André Jardine, por su parte, se encuentra en el ojo del huracán. Después de haber sido el arquitecto de grandes momentos y conquistas recientes, hoy enfrenta el lado más duro del banquillo americanista: la exigencia permanente. La afición está dividida entre quienes creen que merece tiempo para reestructurar el equipo y quienes sienten que el proyecto ha perdido el rumbo. Lo que es unánime es la necesidad de una reacción inmediata.

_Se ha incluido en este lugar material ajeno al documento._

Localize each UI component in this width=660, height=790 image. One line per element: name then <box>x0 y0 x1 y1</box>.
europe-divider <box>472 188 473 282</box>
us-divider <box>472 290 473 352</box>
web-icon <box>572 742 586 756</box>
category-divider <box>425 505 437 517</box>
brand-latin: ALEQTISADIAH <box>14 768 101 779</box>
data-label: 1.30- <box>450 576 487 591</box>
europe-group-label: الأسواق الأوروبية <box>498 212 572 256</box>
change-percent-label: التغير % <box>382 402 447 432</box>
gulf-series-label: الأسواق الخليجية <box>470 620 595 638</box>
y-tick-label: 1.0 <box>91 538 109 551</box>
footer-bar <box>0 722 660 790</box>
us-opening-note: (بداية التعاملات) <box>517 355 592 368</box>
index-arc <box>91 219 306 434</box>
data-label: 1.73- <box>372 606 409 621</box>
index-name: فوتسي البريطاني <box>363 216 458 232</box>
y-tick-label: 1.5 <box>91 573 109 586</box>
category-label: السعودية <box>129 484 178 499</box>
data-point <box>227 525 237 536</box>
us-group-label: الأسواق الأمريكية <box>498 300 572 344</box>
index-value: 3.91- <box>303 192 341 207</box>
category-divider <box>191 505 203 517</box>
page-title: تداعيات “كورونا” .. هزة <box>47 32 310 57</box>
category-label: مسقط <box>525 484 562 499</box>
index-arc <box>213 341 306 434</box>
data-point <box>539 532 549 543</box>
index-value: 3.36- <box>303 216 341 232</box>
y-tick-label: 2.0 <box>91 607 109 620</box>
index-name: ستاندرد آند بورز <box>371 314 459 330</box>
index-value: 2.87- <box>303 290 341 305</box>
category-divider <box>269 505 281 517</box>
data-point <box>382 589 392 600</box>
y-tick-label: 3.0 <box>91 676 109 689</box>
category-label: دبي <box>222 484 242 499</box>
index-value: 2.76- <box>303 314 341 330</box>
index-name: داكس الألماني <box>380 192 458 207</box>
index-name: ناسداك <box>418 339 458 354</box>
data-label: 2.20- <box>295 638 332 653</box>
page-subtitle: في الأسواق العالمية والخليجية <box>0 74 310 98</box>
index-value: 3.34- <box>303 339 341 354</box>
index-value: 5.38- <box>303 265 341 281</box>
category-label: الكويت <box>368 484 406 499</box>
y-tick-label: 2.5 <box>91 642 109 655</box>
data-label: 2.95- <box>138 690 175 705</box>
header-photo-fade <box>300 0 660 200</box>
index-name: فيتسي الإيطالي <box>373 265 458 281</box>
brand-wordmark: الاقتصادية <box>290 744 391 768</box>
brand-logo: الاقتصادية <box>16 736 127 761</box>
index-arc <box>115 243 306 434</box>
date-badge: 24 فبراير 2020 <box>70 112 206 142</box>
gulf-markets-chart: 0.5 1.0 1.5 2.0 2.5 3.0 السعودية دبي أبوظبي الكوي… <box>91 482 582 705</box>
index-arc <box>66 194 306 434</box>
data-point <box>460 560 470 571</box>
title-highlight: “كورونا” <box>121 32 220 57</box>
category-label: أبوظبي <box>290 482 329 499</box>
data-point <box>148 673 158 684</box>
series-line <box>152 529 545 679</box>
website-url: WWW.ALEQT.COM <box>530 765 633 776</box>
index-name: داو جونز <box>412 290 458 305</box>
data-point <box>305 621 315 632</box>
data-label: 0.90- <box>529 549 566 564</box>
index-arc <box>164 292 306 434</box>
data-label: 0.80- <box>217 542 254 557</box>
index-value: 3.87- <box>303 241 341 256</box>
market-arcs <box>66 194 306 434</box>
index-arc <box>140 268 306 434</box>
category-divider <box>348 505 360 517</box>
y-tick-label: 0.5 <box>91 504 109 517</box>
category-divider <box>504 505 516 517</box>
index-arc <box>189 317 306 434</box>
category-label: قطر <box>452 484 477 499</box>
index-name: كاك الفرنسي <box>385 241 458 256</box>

En situaciones como esta, la gestión del vestuario se vuelve tan importante como el planteamiento en la cancha. Jardine debe reactivar la competencia interna, recuperar la confianza de sus líderes y convencer a todo el grupo de que aún pueden revertir el panorama. Un triunfo convincente en Querétaro podría ser el primer paso para reconstruir esa autoestima deportiva que parece dañada.
Otro punto clave es la forma en que el América encare los partidos que restan del Clausura 2026. Desde dentro del club se habla de una «revancha deportiva», una oportunidad para limpiar la imagen después de los tropiezos más recientes, tanto del año pasado como del arranque de este certamen. Cada encuentro deberá asumirse con mentalidad de final, entendiendo que, en un equipo grande, no hay margen amplio para el error.
Más allá de las críticas, incluidas las de Zague, el vestidor también carga con la responsabilidad de responder en el campo. Las figuras del plantel saben que el juicio no se queda solo en el técnico: también recae sobre ellos. La afición exige jerarquía, personalidad y una reacción inmediata cuando las cosas no salen bien. Un equipo grande se mide, sobre todo, por su capacidad para levantarse en momentos de adversidad.
En cuanto al estilo de juego, uno de los grandes reclamos gira en torno a la falta de una identidad clara en este tramo del torneo. Durante sus mejores etapas, el América de Jardine mostró un futbol dinámico, con presión alta y transiciones rápidas. Hoy, esa versión parece desdibujada. Recuperar esa idea, adaptándola al estado actual del plantel, será esencial para que el equipo no solo gane, sino que convenza.
De cara a los próximos meses, las Águilas tendrán que equilibrar la urgencia del corto plazo con la visión de largo alcance. No basta con reaccionar en un solo partido: el reto será hilar una racha positiva que los coloque de nuevo entre los principales aspirantes y que, al mismo tiempo, devuelva tranquilidad al entorno. Jardine y sus jugadores deberán enfocarse en cada competencia que se avecina, con la obligación de pelear por todos los títulos disponibles en este Clausura 2026.
Finalmente, el mensaje que deja la postura de Zague es claro: en el América no hay espacio para excusas. La historia del club está construida a base de exigencia, cuestionamientos y presiones constantes, pero también de respuestas contundentes dentro del terreno de juego. Si las Águilas quieren honrar su etiqueta de equipo más ganador del futbol mexicano, deberán transformar las críticas en combustible y demostrar, jornada a jornada, que siguen a la altura de su propia grandeza.